The deal, with an average annual value of $8.67 million, covers Ruiz's age-35-through-37 seasons, and it's not like his age-34 season was such a rousing success. Right-handed pitchers blew him up in 2013 (.257/.301/.335 line against), and he didn't hit any kind of velocity as his bat had clearly started to slow. He still can do damage against left-handers and is an adequate defender, blocking pitches well and nailing about a quarter of opposing runners, but taking value away with poor pitch framing.

Just 70 catchers have reached 400 plate appearances in a season in which they were 34 or older, and a third of them were worth 1 WAR or less -- and that doesn't even consider catchers who performed so badly they lost their jobs midyear.

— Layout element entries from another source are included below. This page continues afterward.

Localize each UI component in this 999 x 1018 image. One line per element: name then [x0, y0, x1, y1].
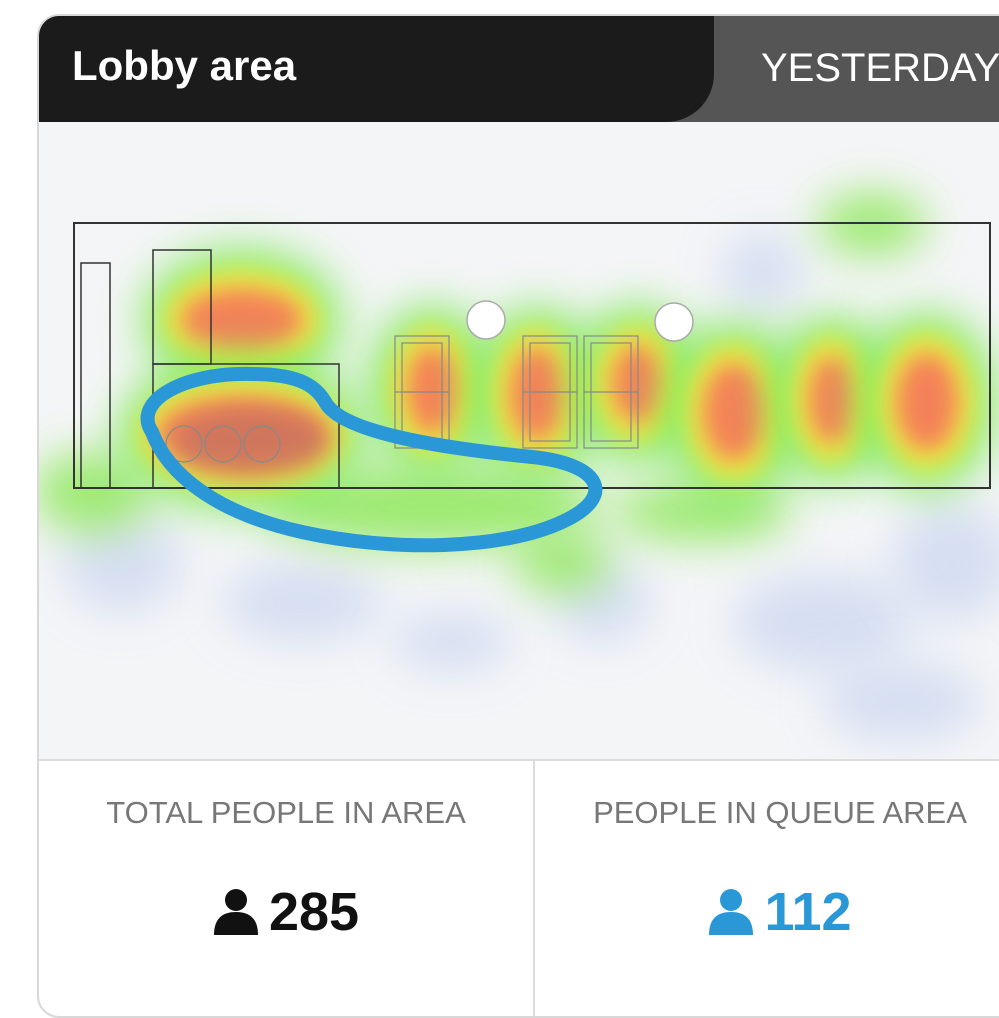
person-icon: [213, 889, 258, 935]
heat-blob: [732, 572, 912, 672]
page: Lobby area YESTERDAY TOTAL PEOPLE: [37, 14, 999, 1018]
stat-value-row: 285: [39, 881, 533, 943]
person-icon: [709, 889, 754, 935]
stat-label: PEOPLE IN QUEUE AREA: [593, 795, 967, 830]
heat-blob: [222, 562, 382, 642]
heat-blob: [822, 662, 982, 742]
heat-blob: [895, 352, 959, 452]
heat-blob: [62, 512, 182, 612]
heatmap: [39, 122, 999, 759]
heat-blob: [509, 346, 565, 442]
stat-queue: PEOPLE IN QUEUE AREA 112: [535, 761, 999, 1016]
queue-zone: [140, 366, 603, 553]
heat-blob: [892, 502, 999, 622]
stat-value: 112: [764, 882, 852, 942]
stat-label: TOTAL PEOPLE IN AREA: [106, 795, 466, 830]
area-title: Lobby area: [72, 42, 297, 89]
heat-blob: [172, 407, 332, 477]
stat-value-row: 112: [535, 881, 999, 943]
heat-blob: [180, 288, 304, 352]
heat-blobs: [39, 192, 999, 742]
heat-blob: [722, 232, 802, 312]
heat-blob: [808, 355, 856, 445]
heat-blob: [262, 465, 602, 549]
floor-plan: [73, 222, 991, 489]
period-label[interactable]: YESTERDAY: [761, 46, 999, 90]
heat-blob: [512, 532, 612, 592]
title-tab: [39, 16, 714, 122]
stats: TOTAL PEOPLE IN AREA 285 PEOPLE IN QUEUE…: [39, 759, 999, 1016]
heat-blob: [406, 345, 458, 435]
area-card: Lobby area YESTERDAY TOTAL PEOPLE: [37, 14, 999, 1018]
stat-value: 285: [268, 882, 360, 942]
heat-blob: [611, 344, 663, 424]
heat-blob: [39, 452, 152, 532]
heat-blob: [392, 612, 512, 672]
stat-total: TOTAL PEOPLE IN AREA 285: [39, 761, 535, 1016]
heat-blob: [702, 362, 766, 462]
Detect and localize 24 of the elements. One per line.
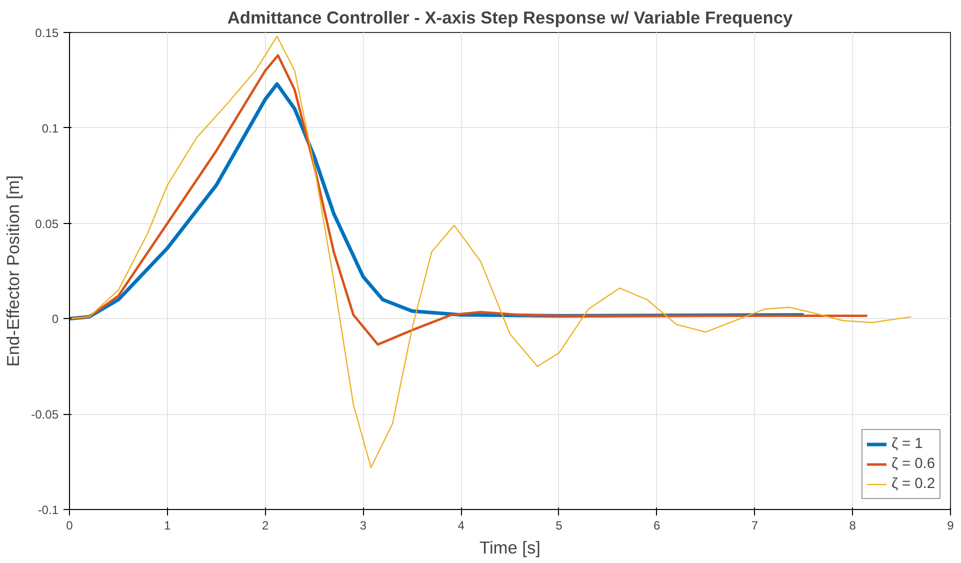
y-tick-label: 0 — [52, 312, 59, 326]
y-tick-label: -0.1 — [38, 503, 59, 517]
x-tick-label: 6 — [653, 518, 660, 532]
y-tick-label: 0.1 — [42, 121, 59, 136]
y-tick-label: 0.05 — [35, 216, 59, 231]
legend-label: ζ = 0.2 — [891, 476, 935, 492]
x-tick-label: 3 — [360, 518, 367, 532]
y-tick-label: 0.15 — [35, 26, 59, 40]
line-series — [70, 36, 912, 468]
y-tick-label: -0.05 — [31, 408, 59, 422]
x-tick-label: 5 — [556, 518, 563, 532]
x-tick-label: 1 — [164, 518, 172, 532]
x-axis-title: Time [s] — [480, 538, 540, 558]
x-tick-label: 0 — [66, 518, 74, 532]
x-tick-label: 7 — [751, 518, 758, 532]
x-tick-label: 8 — [849, 518, 856, 532]
line-series — [70, 54, 868, 346]
x-tick-label: 9 — [947, 518, 954, 532]
x-tick-label: 4 — [458, 518, 465, 532]
x-tick-label: 2 — [262, 518, 269, 532]
y-axis-title: End-Effector Position [m] — [3, 175, 24, 367]
legend-label: ζ = 0.6 — [891, 456, 935, 472]
legend-label: ζ = 1 — [891, 436, 923, 452]
chart-title: Admittance Controller - X-axis Step Response w/ Variable Frequency — [227, 8, 793, 28]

The Boston Red Sox and Colorado Rockies were both interested in Ruiz, presumably looking at two-year deals for less money than Phillies GM Ruben Amaro offered him, and now have to look elsewhere for catching.

The Red Sox could turn back to Jarrod Saltalamacchia and are one of the few teams that could afford Brian McCann; the Rockies, looking for a catcher so that they can move Wilin Rosario out from behind the plate, may have to look to the trade market unless they want to roll the dice on Dioner Navarro.

The Phillies, meanwhile, are creating a bigger mess for themselves for 2014 and beyond, and if next season leads to a GM change, it's going to be a long road back for Amaro's successor.